OSHA inspections are expected to increase following comments from the head of the Department of Labor, pointing to a boost in spending on enforcement in the agency’s proposed budget.
Secretary of Labor Alexander Acosta told members of Congress that even though the overall budget for the fiscal year is flat, the dollars directed to enforcement will go up roughly $3.8 million and more inspectors are going to be hired.
As reported Safety and Health Magazine:
Acosta appeared before the House Labor, Health and Human Services, Education, and Related Agencies Appropriations Subcommittee for the first time since Democrats won the majority in the 2018 midterm elections and Rep. Rosa DeLauro (D-CT) took over as chair.
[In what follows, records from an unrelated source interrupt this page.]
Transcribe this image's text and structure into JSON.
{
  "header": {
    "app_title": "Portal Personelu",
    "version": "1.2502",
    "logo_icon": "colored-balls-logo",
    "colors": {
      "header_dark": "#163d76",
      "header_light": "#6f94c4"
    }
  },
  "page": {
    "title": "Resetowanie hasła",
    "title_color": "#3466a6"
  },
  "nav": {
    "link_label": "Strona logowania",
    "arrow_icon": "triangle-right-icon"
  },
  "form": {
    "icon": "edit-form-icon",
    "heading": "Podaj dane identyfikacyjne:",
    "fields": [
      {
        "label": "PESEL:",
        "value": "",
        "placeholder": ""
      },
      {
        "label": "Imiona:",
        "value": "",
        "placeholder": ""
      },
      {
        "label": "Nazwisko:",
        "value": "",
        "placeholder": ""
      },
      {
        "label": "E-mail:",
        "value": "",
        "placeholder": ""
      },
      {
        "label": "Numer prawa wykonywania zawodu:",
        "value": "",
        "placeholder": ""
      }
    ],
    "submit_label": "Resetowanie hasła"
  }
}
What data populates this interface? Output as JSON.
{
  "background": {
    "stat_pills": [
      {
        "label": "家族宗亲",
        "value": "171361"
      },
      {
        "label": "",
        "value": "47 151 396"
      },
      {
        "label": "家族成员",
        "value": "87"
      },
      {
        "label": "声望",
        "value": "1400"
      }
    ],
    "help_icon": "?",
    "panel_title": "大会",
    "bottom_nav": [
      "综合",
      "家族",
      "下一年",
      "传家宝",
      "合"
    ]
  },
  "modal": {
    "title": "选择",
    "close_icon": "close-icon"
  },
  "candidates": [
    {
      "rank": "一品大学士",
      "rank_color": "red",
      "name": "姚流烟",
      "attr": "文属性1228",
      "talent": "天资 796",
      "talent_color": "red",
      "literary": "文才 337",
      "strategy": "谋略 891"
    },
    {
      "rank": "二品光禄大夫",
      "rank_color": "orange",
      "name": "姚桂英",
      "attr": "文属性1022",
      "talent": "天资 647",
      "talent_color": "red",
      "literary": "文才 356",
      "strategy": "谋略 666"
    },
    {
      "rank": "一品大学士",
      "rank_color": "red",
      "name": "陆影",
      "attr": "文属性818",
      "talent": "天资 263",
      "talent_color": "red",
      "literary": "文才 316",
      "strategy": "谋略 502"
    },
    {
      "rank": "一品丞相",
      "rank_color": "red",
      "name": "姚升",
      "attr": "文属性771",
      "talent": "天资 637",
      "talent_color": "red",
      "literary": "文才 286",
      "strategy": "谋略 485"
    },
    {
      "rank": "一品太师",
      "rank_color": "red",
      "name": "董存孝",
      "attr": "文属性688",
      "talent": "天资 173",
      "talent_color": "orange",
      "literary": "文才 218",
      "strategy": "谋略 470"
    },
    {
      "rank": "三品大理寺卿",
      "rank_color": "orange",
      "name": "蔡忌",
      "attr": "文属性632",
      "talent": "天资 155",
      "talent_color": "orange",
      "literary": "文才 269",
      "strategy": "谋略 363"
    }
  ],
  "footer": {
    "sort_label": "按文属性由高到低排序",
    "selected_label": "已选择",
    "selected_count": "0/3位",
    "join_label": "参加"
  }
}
He pointed out that OSHA inspections exceeded 32,000 in FYs 2017 and 2018 – surpassing the 31,948 total in FY 2016 – despite attrition of compliance safety and health officers at the agency. The number of CSHOs was a record-low 875 as of Jan. 1, according to a National Employment Law Project data brief published March 14.
“The DOL’s enforcement actions across the vast majority of its offices and agencies have increased in the past two fiscal years,” said human resources expert Rob Wilson, President of Employco USA.
OSHA inspections exceeded 32,000 in both 2017 and 2018, compared to 31,948 inspections in 2016. And, increased inspections could be the reason why workplaces have seen decreased accidents, with 40,000 fewer workplace incidents injuries and 43 fewer fatalities when comparing 2016 and 2017 numbers.
“In the 2016 fiscal year, OSHA conducted 31,948 inspections, and the Employee Benefits Security Administration (EBSA) recovered $352 million in enforcement actions,” Wilson said. “Comparatively, according to the most recent data, the EBSA recovered $1.1 billion in enforcement actions. Despite the increased action, DOL guidance on complying with rules and regulations has decreased.”
Wilson said employers “should be aware that the uptick of DOL enforcement actions will continue.”
“As such, they should take action to review and evaluate their compliance obligations to avoid costly fines and penalties,” Wilson said. “In particular, employers should review their OSHA obligations, as the DOL has communicated that inspections will continue to increase.”